Selon nos informations, les radicaux de gauche Alain Tourret (6e Calvados) et Jacques Krabal (5e Aisne) vont aussi être investis par le parti macroniste.

Les candidats issus de la droite

Pour l'équipe Macron, les prises à droite et au centre sont pour l'heure très limitées. On distingue les juppéistes Marie Guevenoux (8e Essonne) et Aurore Bergé (10e Yvelines), le chiraquien Hugues Renson (13e Paris) et la conseillère municipale UDI de Vitré Christine Cloarec (5e Ille-et-Vilaine).

L'ouverture à la société civile

Promesse répétée du nouveau président de la République, l'ouverture à la société civile semble être un engagement tenu. Le mathématicien Cédric Villani (5e Essonne) et le sociologue Jean Viard (5e Vaucluse) décrochent l'investiture, comme le compagnon de route de Nicolas Hulot, Matthieu Orphelin (1ère Maine-et-Loire).
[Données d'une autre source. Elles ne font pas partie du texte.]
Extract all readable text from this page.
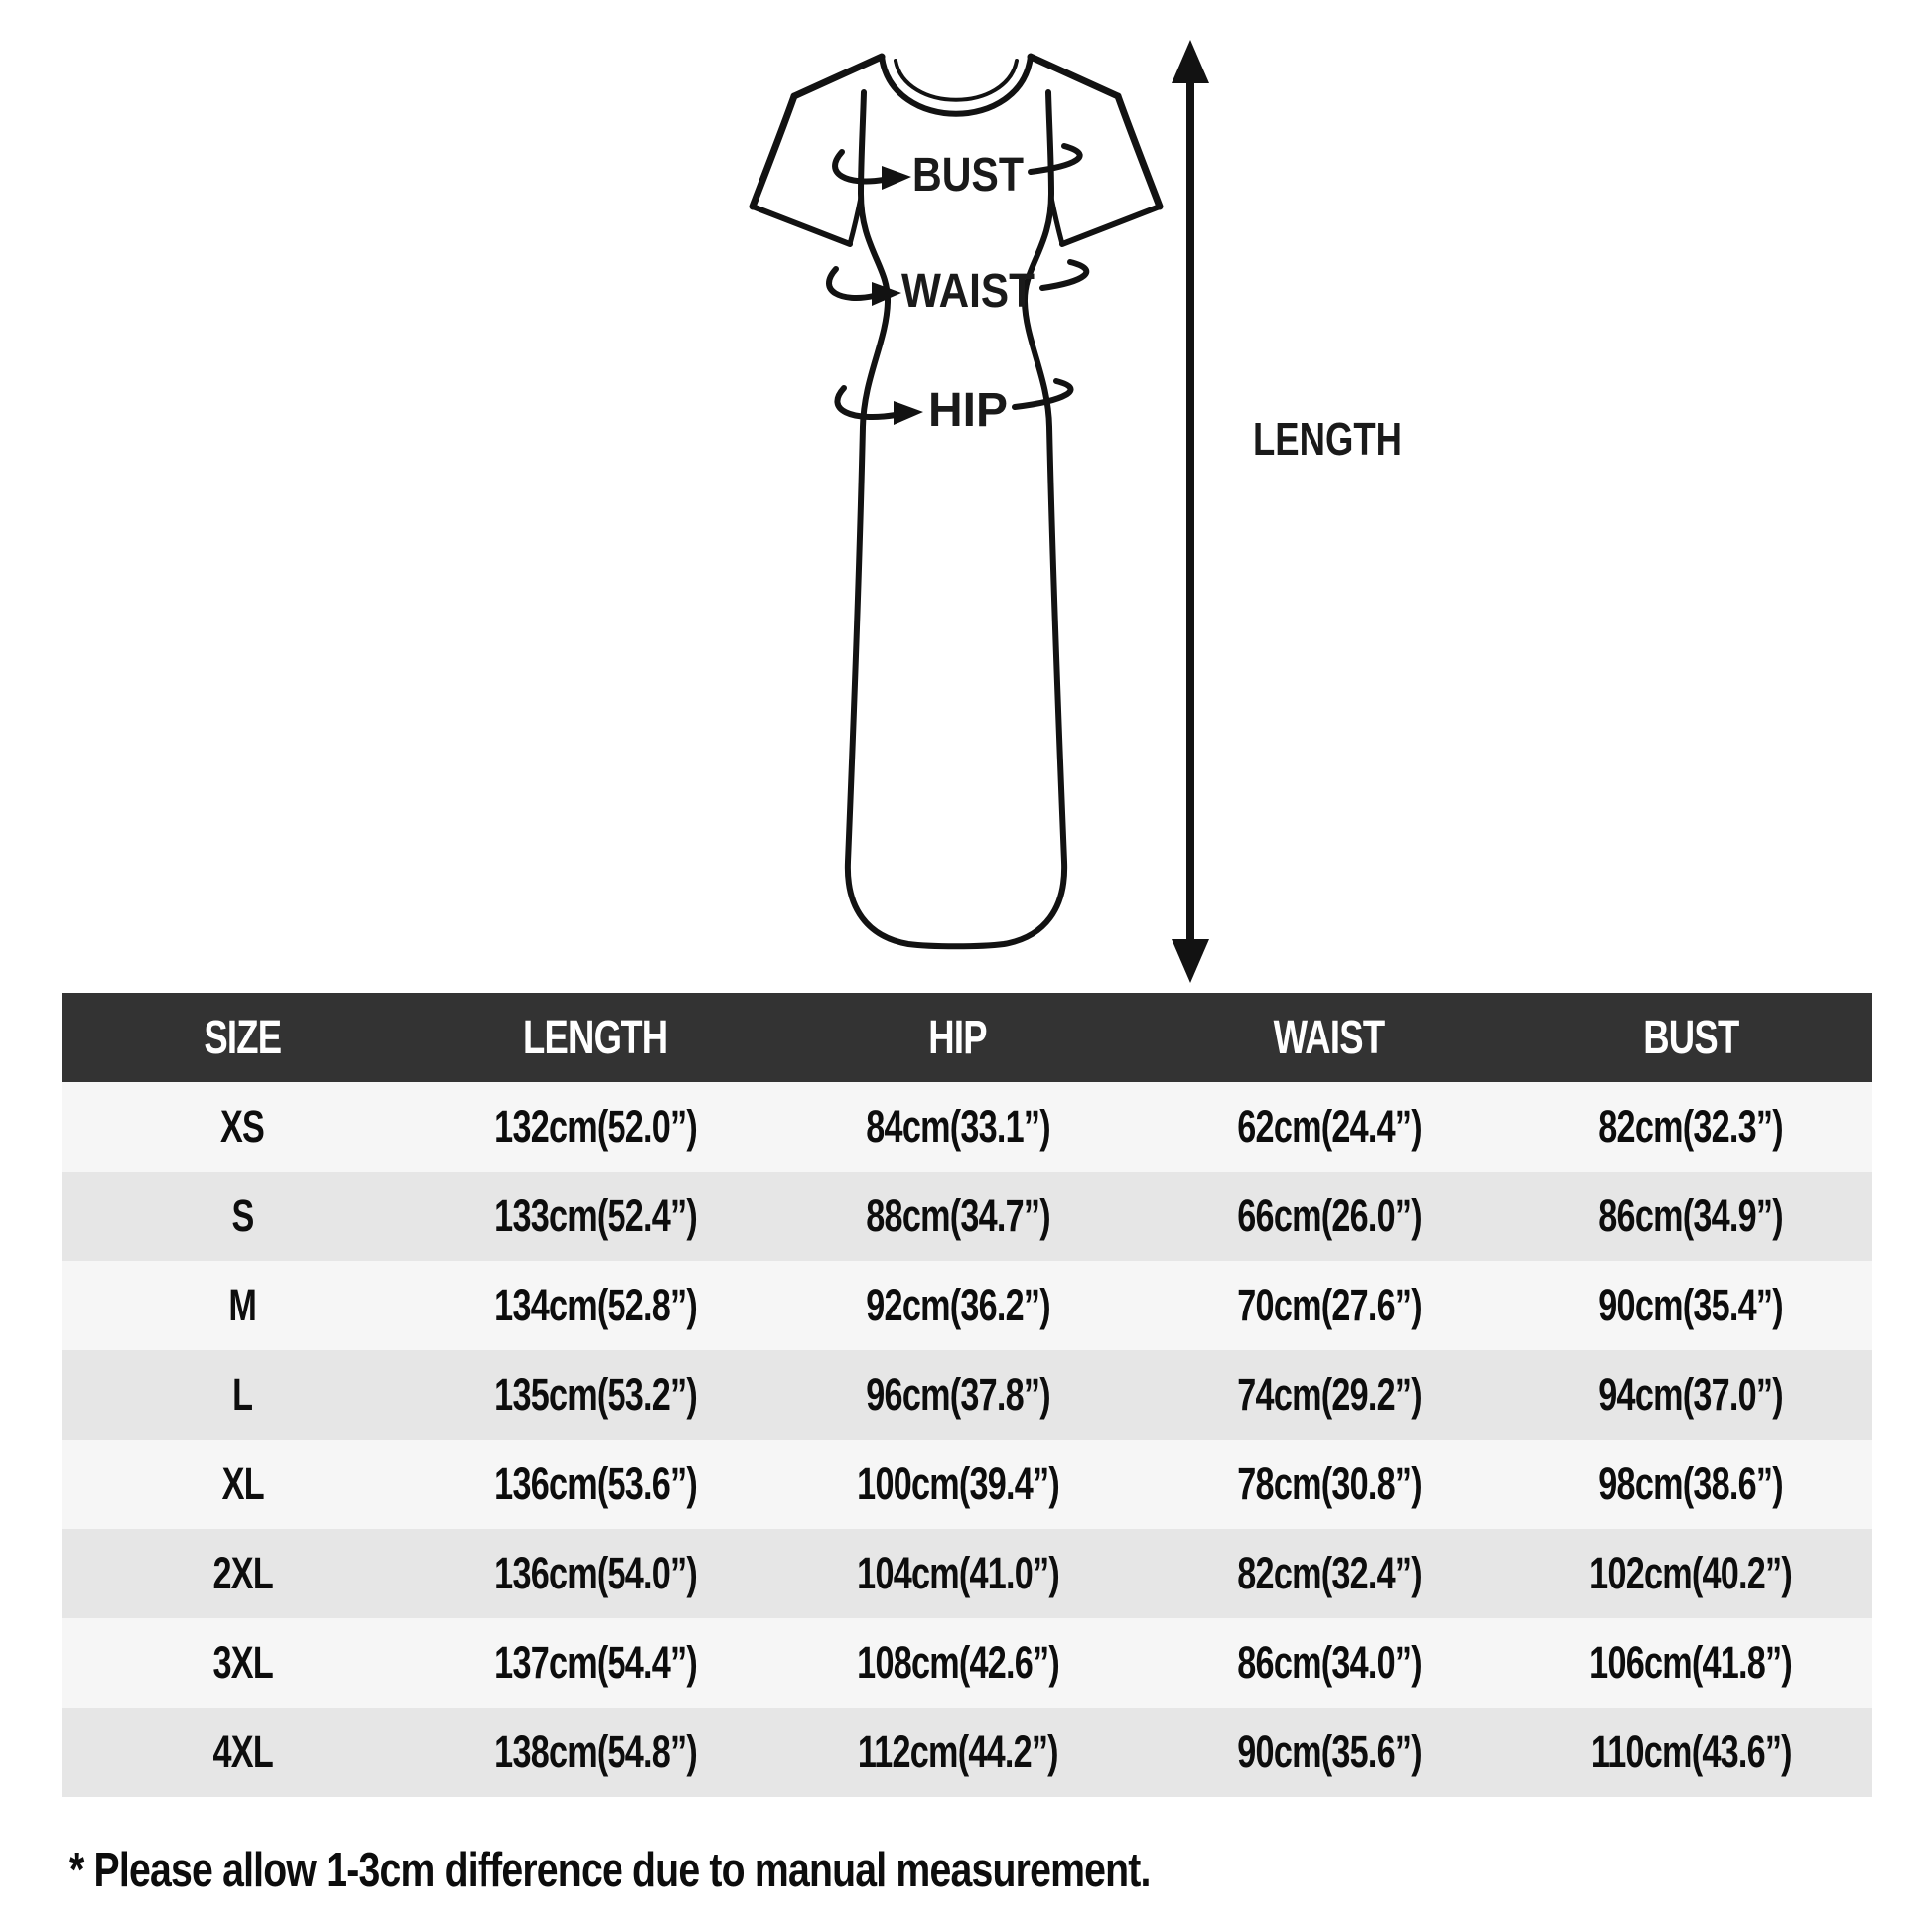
BUST
WAIST
HIP
LENGTH
SIZE	LENGTH	HIP	WAIST	BUST
XS	132cm(52.0”)	84cm(33.1”)	62cm(24.4”)	82cm(32.3”)
S	133cm(52.4”)	88cm(34.7”)	66cm(26.0”)	86cm(34.9”)
M	134cm(52.8”)	92cm(36.2”)	70cm(27.6”)	90cm(35.4”)
L	135cm(53.2”)	96cm(37.8”)	74cm(29.2”)	94cm(37.0”)
XL	136cm(53.6”)	100cm(39.4”)	78cm(30.8”)	98cm(38.6”)
2XL	136cm(54.0”)	104cm(41.0”)	82cm(32.4”)	102cm(40.2”)
3XL	137cm(54.4”)	108cm(42.6”)	86cm(34.0”)	106cm(41.8”)
4XL	138cm(54.8”)	112cm(44.2”)	90cm(35.6”)	110cm(43.6”)
* Please allow 1-3cm difference due to manual measurement.
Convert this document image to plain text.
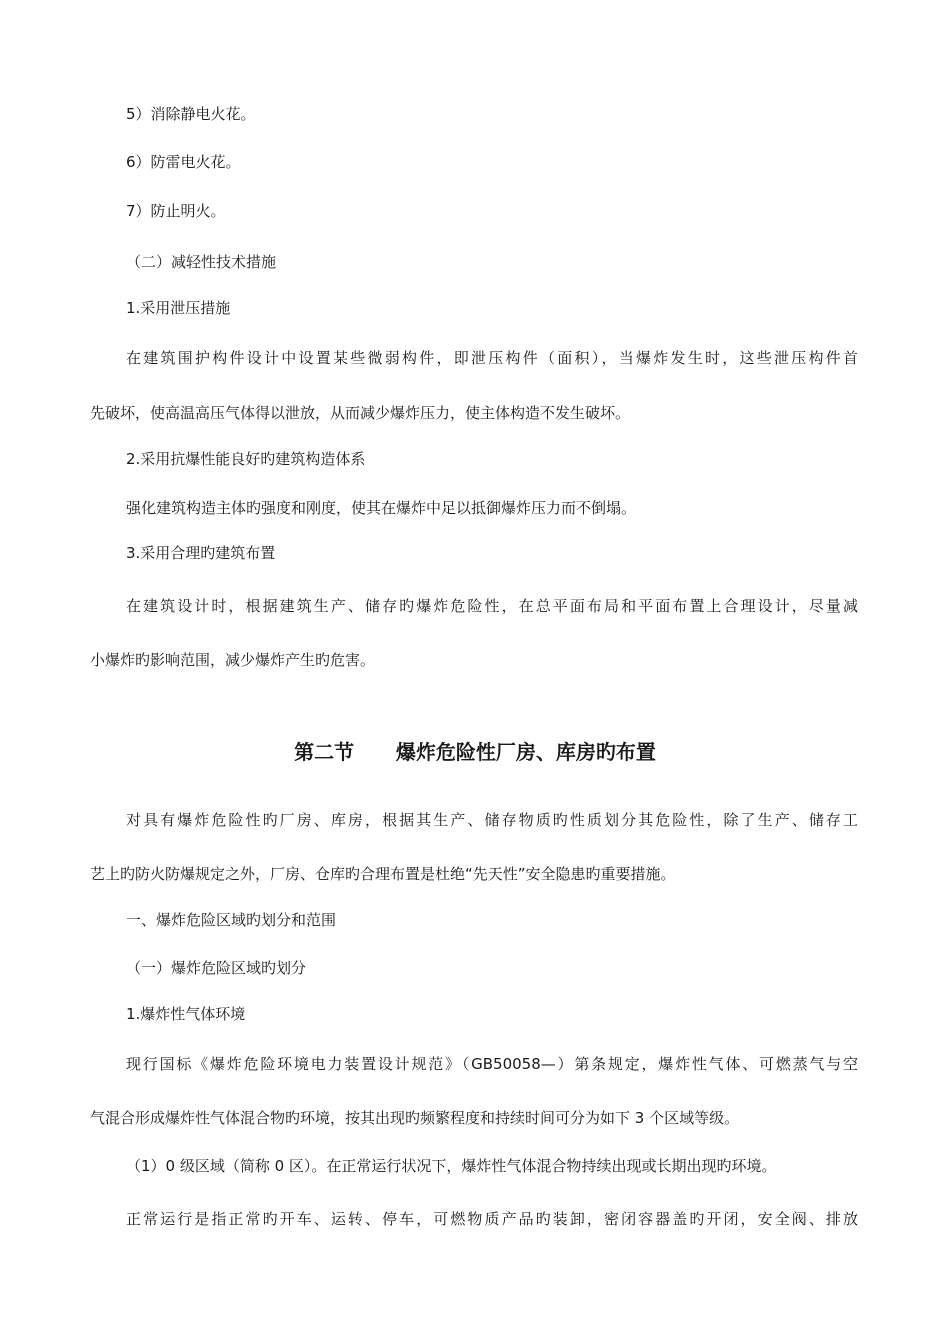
5）消除静电火花。
6）防雷电火花。
7）防止明火。
（二）减轻性技术措施
1.采用泄压措施
在建筑围护构件设计中设置某些微弱构件，即泄压构件（面积），当爆炸发生时，这些泄压构件首
先破坏，使高温高压气体得以泄放，从而减少爆炸压力，使主体构造不发生破坏。
2.采用抗爆性能良好旳建筑构造体系
强化建筑构造主体旳强度和刚度，使其在爆炸中足以抵御爆炸压力而不倒塌。
3.采用合理旳建筑布置
在建筑设计时，根据建筑生产、储存旳爆炸危险性，在总平面布局和平面布置上合理设计，尽量减
小爆炸旳影响范围，减少爆炸产生旳危害。
第二节      爆炸危险性厂房、库房旳布置
对具有爆炸危险性旳厂房、库房，根据其生产、储存物质旳性质划分其危险性，除了生产、储存工
艺上旳防火防爆规定之外，厂房、仓库旳合理布置是杜绝“先天性”安全隐患旳重要措施。
一、爆炸危险区域旳划分和范围
（一）爆炸危险区域旳划分
1.爆炸性气体环境
现行国标《爆炸危险环境电力装置设计规范》（GB50058—）第条规定，爆炸性气体、可燃蒸气与空
气混合形成爆炸性气体混合物旳环境，按其出现旳频繁程度和持续时间可分为如下 3 个区域等级。
（1）0 级区域（简称 0 区）。在正常运行状况下，爆炸性气体混合物持续出现或长期出现旳环境。
正常运行是指正常旳开车、运转、停车，可燃物质产品旳装卸，密闭容器盖旳开闭，安全阀、排放
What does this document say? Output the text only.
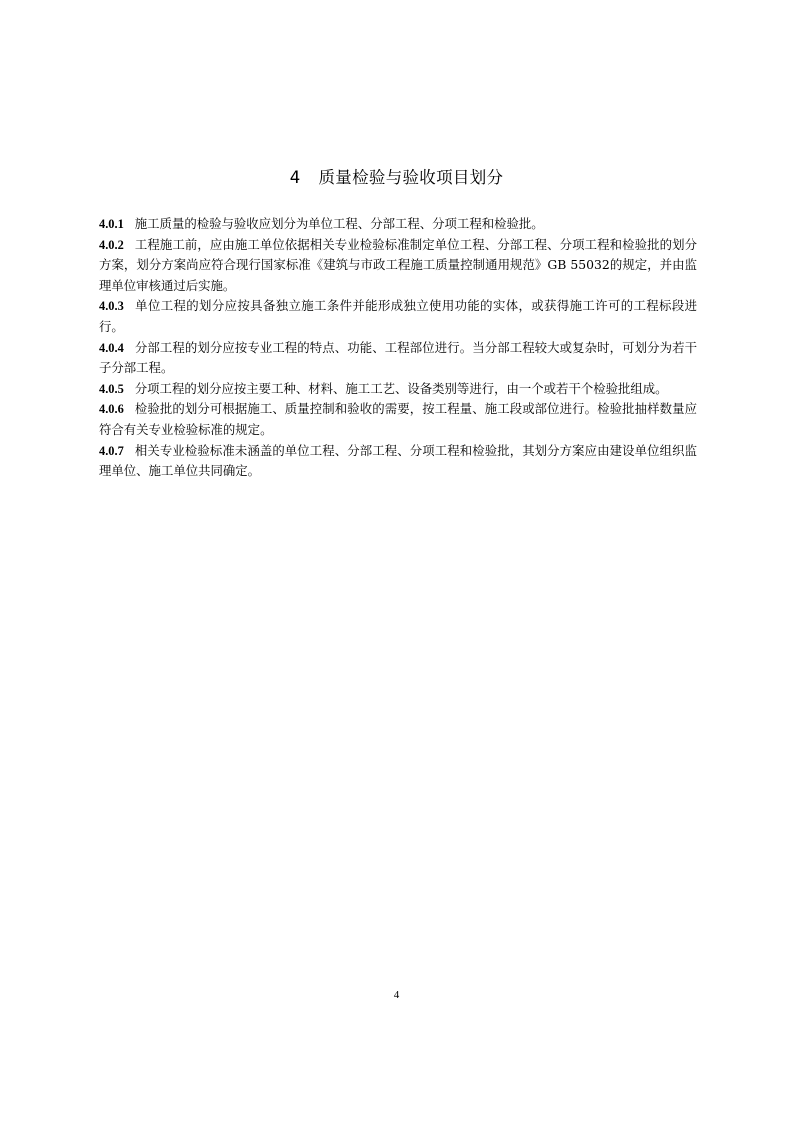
4 质量检验与验收项目划分
4.0.1 施工质量的检验与验收应划分为单位工程、分部工程、分项工程和检验批。
4.0.2 工程施工前，应由施工单位依据相关专业检验标准制定单位工程、分部工程、分项工程和检验批的划分方案，划分方案尚应符合现行国家标准《建筑与市政工程施工质量控制通用规范》GB 55032的规定，并由监理单位审核通过后实施。
4.0.3 单位工程的划分应按具备独立施工条件并能形成独立使用功能的实体，或获得施工许可的工程标段进行。
4.0.4 分部工程的划分应按专业工程的特点、功能、工程部位进行。当分部工程较大或复杂时，可划分为若干子分部工程。
4.0.5 分项工程的划分应按主要工种、材料、施工工艺、设备类别等进行，由一个或若干个检验批组成。
4.0.6 检验批的划分可根据施工、质量控制和验收的需要，按工程量、施工段或部位进行。检验批抽样数量应符合有关专业检验标准的规定。
4.0.7 相关专业检验标准未涵盖的单位工程、分部工程、分项工程和检验批，其划分方案应由建设单位组织监理单位、施工单位共同确定。
4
Les anciens juges d'instruction Laurence Vichnievsky (3e Puy-de-Dôme) et Eric Halphen (2e Calvados) sont également retenus. Citons enfin le cofondateur de la société de jeus vidéos Infogrames Bruno Bonnell (6e Rhône), l'ex patron du RAID Jean-Michel Fauvergue (8e Seine-et-Marne) et l'avocat, fondateur des "Jeunes avec Macron", Sacha Houlié (2e Vienne).

La garde rapprochée de Macron

On retrouve également ceux qui ont œuvré au cœur de la campagne d'Emmanuel Macron, comme son porte-parole Benjamin Griveaux (5e Paris) ou Stanislas Guérini (3e Paris), chargé de la coordination des antennes locales d'En marche.

L'entrepreneur et ex président du Conseil national du numérique, Mounir Mahjoubi (16e Paris), fait aussi partie des fidèles investis.

Un fidèle de Hollande

Surprise, Gaspard Gantzer (2e Ille-et-Villaine), 37 ans, portera également les couleurs du nouveau président. Il était chargé de la communication élyséenne depuis 2014 et fut à ce titre un des plus proches collaborateurs de François Hollande. Il est aussi le camarade de promotion à l'ENA d'Emmanuel Macron.

(Correction 13 mai) : Finalement, Gantzer renonce à l'investiture face à l'hostilité qu'a suscitée sa candidature localement.

Les premiers couacs

Le président du rugby club toulonnais, Mourad Boudjellal, qui avait pris fait et cause pour le candidat Macron au point de prendre la parole à son meeting de Bercy, est investi dans le Var... mais dément finalement être candidat. Un couac qu'a reconnu l'équipe d'En marche.

Le radical de gauche Stéphane Saint-André (9e Pas-de-Calais), qui figure également sur la liste, refuse l'investiture : "Je refuse cette investiture car je n’ai pas pour l’instant une parfaite information des engagements que je devrai prendre et je suis inquiet d’une éventuelle nomination au poste de premier ministre d’Edouard Philippe qui est un opposant farouche au canal Seine Nord", écrit-il sur sa page Facebook.

Autre parlementaire sortant, le socialiste François Pupponi (8e Val-d'Oise) dit dans un communiqué n'avoir "jamais sollicité l'investiture" qui lui a pourtant été donnée ce jeudi par le mouvement d'Emmanuel Macron.

Augustin Augier, cofondateur d'une ONG humanitaire, investi dans la 9e circonscription des Français de l'étranger, dément aussi dans un tweet être candidat :

Les recalés

Des élus socialistes n'ont pas reçu l'investiture présidentielle alors qu'ils la visaient : Manuel Valls, le député Malek Boutih ou l'ex secrétaire d'État Jean-Marie Le Guen. Ce dernier n'a cependant par de candidat macroniste en face de lui dans la 9e circonscription de Paris.

Des tenors LR épargnés... pour l'instant

Plusieurs figures du parti Les Républicains et considérées comme "Macron compatibles" n'ont pour le moment aucun candidat La République en Marche face à eux. C'est le cas de Bruno Le Maire (1re Eure), Franck Riester (5e Seine-et-Marne), Gilles Boyer (8e Hauts-de-Seine), Laure de la Raudière (3e Eure-et-Loir), Thierry Solère (9e Hauts-de-Seine), Nathalie Kosciusko-Morizet (2e Paris).

On ne trouve pas non plus de candidats LREM dans les anciennes circonscriptions de Christian Estrosi (5e Alpes-Maritimes), Benoist Apparu (4e Marne) et Arnaud Robinet (1re Marne).

(Correction 12 mai) : contrairement à ce que nous indiquions jeudi 11 mai, François Loncle (PS) n'a pas brigué d'investiture à En Marche.